Iterative LLM-Based Generation and Refinement of Distracting Conditions in Math Word Problems

Mathematical reasoning serves as a crucial testbed for evaluating the intelligence of large language models (LLMs), and math word problems (MWPs) represent one of the most widely used formats. Most existing MWP datasets contain only the necessary information, while problems with distracting or excessive conditions are often overlooked. Prior studies have shown that popular LLMs experience a dramatic performance drop when such distracting conditions are introduced. However, available datasets of MWPs with distracting conditions remain limited, and most exhibit low difficulty and out-of-context expressions. These shortcomings make the distracting conditions easy to detect and disregard, thereby reducing the credibility of benchmarking on these datasets. Moreover, when distracting conditions are added, the reasoning process and answers may change, requiring intensive manual effort to check and rewrite solutions. To address these issues, we design an iterative framework that leverages LLMs to generate distracting conditions automatically. We develop a set of prompts to revise MWPs from multiple perspectives and cognitive levels, encouraging the creation of meaningful distracting conditions as well as suggestions for further refinement.
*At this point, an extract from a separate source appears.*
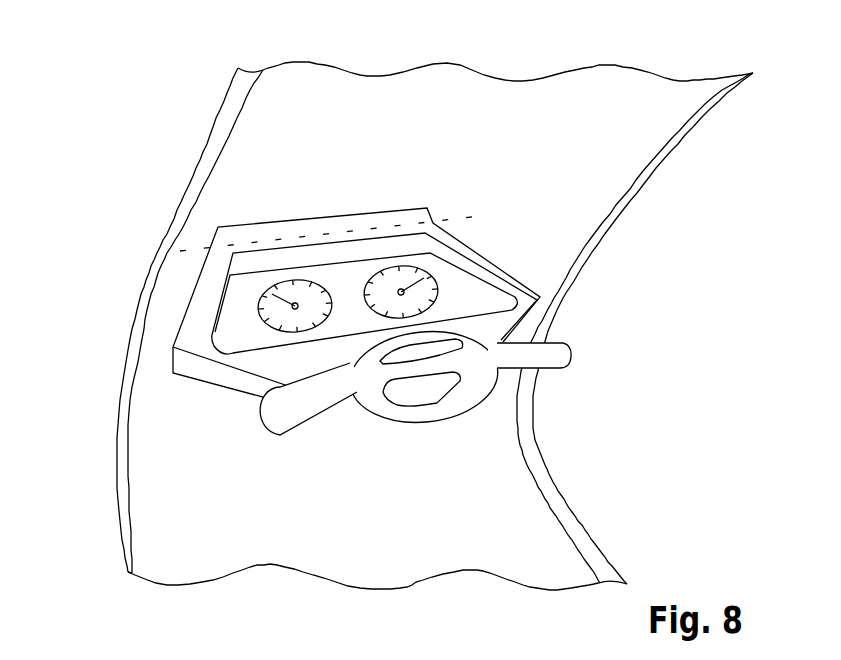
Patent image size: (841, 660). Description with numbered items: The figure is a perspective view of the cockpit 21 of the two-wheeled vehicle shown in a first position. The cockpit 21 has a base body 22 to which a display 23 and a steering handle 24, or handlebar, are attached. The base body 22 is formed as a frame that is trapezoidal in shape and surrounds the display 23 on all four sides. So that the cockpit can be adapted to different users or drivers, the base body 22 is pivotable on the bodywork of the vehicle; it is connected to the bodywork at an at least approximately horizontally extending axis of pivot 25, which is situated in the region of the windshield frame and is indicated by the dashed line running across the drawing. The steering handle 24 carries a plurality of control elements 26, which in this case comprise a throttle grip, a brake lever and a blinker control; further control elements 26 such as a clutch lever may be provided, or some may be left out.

A key advantage of our framework is the preservation of shared solutions between the original and revised problems: the LLMs are explicitly guided to generate distractions that do not alter the original solution, thus eliminating the need to produce new answers. This framework is efficient and easy to deploy, substantially reducing the effort required to generate MWPs with distracting conditions while maintaining high data quality.